Страница 7 из 13
Фрида зарыдала. Я, уже готовившаяся в свою очередь принять наказание, принялась торопливо объяснять:
– У нее кровь сильно текла. Мы просто хотели кровь остановить!
Мама повернулась к Фриде в поисках подтверждения, и та кивнула:
– Ну да, у нее министрация. А мы ей просто помочь хотели.
Мама тут же отпустила Пиколу и некоторое время молча смотрела на нее. Затем она притянула ее и Фриду к себе, прижимая их головы к своему животу. Глаза у нее были виноватые.
– Ну, хорошо, хорошо. Ну, довольно плакать. Я же не знала. Ну, хватит, хватит. Идемте-ка в дом. И ты, Розмари, тоже домой ступай. Концерт окончен.

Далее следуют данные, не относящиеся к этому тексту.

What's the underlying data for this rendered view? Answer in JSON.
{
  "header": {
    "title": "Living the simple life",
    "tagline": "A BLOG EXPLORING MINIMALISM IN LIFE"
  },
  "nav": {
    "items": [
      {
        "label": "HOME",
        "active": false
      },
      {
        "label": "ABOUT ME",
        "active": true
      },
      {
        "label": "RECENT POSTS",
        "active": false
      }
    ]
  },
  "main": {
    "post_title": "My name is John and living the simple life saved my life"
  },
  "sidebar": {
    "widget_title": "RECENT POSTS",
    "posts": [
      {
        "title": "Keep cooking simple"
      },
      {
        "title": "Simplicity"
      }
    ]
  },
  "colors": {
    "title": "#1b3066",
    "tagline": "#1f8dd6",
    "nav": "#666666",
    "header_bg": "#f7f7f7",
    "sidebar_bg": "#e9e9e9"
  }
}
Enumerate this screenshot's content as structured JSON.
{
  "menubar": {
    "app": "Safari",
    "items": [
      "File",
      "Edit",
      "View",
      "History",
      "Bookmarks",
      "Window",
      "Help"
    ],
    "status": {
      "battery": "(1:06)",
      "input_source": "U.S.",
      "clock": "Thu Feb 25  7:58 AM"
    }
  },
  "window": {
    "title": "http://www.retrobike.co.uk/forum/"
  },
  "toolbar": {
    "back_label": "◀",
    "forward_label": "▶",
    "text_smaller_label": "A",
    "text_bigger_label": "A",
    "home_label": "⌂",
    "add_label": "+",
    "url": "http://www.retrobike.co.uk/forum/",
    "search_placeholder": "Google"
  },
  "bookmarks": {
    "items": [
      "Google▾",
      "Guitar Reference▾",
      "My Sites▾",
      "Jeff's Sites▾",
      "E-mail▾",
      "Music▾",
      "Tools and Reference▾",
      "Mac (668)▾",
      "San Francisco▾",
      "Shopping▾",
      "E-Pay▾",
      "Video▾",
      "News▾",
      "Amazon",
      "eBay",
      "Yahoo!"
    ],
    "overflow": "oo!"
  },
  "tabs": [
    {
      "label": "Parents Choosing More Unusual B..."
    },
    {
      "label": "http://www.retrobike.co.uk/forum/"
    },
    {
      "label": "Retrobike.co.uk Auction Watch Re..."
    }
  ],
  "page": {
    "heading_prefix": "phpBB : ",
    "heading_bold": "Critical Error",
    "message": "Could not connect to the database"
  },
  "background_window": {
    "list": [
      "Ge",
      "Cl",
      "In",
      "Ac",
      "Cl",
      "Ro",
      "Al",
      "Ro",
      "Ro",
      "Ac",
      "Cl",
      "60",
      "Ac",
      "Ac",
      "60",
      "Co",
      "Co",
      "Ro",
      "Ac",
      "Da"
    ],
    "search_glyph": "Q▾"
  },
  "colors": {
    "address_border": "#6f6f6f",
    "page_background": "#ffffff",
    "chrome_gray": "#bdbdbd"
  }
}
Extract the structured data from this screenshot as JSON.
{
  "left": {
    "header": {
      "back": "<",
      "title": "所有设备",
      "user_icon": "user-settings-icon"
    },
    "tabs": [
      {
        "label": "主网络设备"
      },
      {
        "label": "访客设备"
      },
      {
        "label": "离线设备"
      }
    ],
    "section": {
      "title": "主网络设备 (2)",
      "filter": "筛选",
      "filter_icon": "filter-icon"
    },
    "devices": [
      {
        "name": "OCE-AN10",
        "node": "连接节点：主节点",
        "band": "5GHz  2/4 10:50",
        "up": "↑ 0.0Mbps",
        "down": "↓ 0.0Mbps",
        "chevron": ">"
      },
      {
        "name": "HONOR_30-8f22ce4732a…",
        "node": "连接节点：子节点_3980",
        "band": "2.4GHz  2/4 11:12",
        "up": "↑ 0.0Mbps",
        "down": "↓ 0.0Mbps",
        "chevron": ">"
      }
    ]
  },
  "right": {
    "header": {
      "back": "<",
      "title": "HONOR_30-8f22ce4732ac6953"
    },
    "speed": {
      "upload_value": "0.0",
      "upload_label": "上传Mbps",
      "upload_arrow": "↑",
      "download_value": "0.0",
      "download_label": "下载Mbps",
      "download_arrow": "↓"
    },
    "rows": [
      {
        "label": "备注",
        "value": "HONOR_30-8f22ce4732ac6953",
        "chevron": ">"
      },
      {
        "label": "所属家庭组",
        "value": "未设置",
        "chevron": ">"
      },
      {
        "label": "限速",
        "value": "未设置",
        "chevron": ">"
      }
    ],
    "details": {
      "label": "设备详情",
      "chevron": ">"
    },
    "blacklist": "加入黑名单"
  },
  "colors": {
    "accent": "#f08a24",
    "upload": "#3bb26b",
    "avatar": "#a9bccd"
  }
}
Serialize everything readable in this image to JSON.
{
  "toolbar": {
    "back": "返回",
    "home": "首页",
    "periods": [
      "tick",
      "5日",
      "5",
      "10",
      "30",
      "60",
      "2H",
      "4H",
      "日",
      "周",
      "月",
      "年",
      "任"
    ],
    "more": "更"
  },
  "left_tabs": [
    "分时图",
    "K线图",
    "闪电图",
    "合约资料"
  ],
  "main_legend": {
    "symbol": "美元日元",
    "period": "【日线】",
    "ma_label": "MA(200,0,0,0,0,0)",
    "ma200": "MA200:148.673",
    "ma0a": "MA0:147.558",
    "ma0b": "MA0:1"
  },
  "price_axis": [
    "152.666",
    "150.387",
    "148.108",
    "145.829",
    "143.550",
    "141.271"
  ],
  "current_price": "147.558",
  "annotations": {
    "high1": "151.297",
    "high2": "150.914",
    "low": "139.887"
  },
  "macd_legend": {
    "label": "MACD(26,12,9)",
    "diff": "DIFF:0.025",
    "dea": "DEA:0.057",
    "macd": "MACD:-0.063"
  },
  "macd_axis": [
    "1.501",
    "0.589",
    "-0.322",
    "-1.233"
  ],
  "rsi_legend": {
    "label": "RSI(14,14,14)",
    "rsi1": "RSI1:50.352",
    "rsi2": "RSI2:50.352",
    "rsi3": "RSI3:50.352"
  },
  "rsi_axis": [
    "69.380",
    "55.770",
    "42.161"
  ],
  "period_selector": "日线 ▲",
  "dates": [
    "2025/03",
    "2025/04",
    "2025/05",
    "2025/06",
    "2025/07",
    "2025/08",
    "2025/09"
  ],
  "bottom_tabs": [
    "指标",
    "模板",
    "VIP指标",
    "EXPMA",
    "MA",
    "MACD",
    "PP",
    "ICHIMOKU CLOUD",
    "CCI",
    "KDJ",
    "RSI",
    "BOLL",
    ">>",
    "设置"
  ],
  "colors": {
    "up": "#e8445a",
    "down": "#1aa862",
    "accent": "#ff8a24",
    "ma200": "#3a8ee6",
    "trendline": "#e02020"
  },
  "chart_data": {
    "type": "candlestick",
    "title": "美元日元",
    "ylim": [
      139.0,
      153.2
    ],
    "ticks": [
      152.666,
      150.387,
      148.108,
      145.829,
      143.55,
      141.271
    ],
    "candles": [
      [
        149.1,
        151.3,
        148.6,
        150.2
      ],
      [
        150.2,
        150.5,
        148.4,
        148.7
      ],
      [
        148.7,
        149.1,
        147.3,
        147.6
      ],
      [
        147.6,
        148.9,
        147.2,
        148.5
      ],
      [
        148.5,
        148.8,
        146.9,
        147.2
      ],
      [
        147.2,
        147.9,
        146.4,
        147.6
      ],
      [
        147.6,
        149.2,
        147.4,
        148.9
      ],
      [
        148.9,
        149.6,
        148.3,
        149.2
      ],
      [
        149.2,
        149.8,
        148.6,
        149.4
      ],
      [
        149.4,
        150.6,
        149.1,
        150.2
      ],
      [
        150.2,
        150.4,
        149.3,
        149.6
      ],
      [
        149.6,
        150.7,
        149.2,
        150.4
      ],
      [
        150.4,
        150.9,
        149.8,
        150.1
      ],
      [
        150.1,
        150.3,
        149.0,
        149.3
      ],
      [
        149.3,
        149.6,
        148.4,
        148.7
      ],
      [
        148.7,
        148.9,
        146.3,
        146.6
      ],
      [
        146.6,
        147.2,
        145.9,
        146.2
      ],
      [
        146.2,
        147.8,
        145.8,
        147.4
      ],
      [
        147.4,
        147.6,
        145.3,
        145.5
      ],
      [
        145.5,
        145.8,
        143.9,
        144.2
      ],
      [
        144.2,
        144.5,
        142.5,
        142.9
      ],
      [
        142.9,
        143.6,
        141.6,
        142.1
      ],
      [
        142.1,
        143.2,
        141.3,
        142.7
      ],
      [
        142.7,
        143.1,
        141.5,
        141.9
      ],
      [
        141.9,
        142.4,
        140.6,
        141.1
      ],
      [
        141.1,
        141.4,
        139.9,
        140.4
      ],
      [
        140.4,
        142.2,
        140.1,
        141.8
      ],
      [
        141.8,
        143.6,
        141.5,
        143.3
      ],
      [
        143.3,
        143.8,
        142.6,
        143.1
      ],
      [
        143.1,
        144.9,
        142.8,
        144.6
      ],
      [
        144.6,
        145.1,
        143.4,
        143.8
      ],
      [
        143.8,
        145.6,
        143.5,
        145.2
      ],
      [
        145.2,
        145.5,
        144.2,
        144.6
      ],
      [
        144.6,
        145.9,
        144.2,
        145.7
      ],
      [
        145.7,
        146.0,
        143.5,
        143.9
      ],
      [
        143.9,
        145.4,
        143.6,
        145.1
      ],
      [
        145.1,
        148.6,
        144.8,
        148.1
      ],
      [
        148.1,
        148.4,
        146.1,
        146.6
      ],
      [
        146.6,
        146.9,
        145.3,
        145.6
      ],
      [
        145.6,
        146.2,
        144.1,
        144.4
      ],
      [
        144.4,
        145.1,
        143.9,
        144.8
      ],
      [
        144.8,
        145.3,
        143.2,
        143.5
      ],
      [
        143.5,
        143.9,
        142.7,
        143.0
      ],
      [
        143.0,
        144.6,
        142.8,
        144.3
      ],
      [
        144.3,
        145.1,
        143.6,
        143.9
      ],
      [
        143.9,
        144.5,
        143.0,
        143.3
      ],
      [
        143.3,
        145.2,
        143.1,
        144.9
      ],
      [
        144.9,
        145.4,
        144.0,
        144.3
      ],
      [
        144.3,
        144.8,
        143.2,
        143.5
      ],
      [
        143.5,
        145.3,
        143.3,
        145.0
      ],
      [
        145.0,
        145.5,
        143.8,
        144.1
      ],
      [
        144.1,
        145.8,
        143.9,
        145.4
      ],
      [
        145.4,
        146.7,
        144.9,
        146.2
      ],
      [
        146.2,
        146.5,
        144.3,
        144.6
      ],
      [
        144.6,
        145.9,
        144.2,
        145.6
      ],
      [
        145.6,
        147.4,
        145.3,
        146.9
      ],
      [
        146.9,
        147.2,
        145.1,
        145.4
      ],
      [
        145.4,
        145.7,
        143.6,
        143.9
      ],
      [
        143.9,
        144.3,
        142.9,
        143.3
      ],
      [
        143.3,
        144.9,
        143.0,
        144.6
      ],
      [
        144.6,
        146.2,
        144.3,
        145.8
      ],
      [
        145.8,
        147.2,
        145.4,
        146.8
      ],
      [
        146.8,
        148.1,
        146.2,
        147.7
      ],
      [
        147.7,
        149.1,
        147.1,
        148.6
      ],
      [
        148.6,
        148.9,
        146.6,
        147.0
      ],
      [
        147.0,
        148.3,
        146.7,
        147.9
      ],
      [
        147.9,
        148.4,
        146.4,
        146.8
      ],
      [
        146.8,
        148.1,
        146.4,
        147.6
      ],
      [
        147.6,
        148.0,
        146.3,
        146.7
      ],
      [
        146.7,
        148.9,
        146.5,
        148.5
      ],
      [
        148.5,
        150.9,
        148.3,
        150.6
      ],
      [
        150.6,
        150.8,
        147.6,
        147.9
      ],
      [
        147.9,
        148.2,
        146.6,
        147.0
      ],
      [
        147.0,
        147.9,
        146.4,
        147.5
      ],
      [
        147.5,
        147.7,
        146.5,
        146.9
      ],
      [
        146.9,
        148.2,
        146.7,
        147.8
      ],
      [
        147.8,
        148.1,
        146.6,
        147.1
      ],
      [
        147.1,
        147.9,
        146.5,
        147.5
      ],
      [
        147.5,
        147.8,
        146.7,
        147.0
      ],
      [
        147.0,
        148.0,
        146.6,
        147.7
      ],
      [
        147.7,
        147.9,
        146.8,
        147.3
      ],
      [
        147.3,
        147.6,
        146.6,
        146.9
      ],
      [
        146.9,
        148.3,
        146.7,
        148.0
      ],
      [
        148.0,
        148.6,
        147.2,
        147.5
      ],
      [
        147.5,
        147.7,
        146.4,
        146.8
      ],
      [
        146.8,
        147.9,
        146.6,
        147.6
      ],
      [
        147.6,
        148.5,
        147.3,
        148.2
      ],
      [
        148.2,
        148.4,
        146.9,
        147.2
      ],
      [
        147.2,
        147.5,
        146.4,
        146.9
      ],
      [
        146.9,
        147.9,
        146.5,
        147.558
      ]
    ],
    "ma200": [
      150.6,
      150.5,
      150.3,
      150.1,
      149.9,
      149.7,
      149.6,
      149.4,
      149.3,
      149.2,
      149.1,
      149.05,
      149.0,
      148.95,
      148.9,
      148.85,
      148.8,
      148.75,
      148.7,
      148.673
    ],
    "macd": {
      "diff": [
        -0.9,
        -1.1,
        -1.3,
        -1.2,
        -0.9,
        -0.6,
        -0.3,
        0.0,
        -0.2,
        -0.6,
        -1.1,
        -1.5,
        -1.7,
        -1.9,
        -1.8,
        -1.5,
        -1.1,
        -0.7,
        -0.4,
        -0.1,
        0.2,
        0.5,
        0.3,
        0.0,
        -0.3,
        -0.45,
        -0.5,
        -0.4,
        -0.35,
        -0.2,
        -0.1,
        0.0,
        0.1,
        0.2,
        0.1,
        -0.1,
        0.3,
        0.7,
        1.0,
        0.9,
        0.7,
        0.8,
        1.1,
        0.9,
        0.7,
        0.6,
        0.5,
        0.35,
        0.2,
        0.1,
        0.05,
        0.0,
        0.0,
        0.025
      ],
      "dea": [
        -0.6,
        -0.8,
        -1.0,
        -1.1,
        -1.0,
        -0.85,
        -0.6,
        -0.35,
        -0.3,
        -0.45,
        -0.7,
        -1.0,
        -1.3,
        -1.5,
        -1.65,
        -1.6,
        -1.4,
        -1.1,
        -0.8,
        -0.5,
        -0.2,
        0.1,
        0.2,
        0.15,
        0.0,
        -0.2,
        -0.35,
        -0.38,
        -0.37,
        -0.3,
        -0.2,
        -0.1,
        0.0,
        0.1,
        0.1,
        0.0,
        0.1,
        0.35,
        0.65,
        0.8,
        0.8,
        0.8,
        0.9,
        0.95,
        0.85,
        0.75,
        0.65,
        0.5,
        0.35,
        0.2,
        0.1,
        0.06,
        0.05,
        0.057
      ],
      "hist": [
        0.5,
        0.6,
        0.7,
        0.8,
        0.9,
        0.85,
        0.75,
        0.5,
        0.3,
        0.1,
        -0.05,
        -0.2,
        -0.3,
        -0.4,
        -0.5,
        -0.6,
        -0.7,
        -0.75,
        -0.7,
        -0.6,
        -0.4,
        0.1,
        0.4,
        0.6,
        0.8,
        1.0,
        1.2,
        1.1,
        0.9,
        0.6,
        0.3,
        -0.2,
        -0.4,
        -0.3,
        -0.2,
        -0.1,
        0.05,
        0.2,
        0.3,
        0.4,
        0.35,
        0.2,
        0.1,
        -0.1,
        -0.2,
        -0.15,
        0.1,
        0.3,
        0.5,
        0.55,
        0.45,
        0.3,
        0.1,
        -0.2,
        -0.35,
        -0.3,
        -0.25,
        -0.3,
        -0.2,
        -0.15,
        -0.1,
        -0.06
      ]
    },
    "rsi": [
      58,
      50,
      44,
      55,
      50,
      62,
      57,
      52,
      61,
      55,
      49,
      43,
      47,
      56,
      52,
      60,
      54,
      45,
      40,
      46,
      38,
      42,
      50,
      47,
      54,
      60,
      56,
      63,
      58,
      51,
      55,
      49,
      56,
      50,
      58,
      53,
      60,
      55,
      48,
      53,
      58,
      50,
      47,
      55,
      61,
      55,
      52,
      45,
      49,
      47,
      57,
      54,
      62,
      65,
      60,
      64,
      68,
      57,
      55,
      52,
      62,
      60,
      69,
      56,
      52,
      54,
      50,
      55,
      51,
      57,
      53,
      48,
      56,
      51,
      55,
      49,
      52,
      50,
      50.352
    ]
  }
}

Мы потащились в дом – всхлипывающая Фрида, Пикола с белым хвостом, торчащим из-под платья, и я с перепачканными штанишками этой девочки-ставшей-женщиной в руках.
Мама сразу затолкнула Пиколу в ванную, забрала у меня ее штаны и закрыла за собой дверь. Было слышно, как плещет льющаяся в ванну вода.
– Как ты думаешь, может, она ее утопить решила?
– Ну и дура ты, Клодия! Она просто хочет ее вымыть и одежки ее выстирать.
– Может, нам тогда Розмари побить?
– Нет. Оставь ее в покое.
Шум льющейся воды стал еще сильнее, но он не мог заглушить чудесную музыку маминого смеха.
Той ночью мы лежали в постели очень тихо, почти неподвижно, исполненные благоговейного трепета: у Пиколы была самая настоящая министрация! Она казалась нам очень взрослой и почти святой. Пикола, видно, и сама чувствовала нечто подобное, но командовать нами все равно не собиралась, несмотря на то что заняла в нашей компании куда более высокое положение.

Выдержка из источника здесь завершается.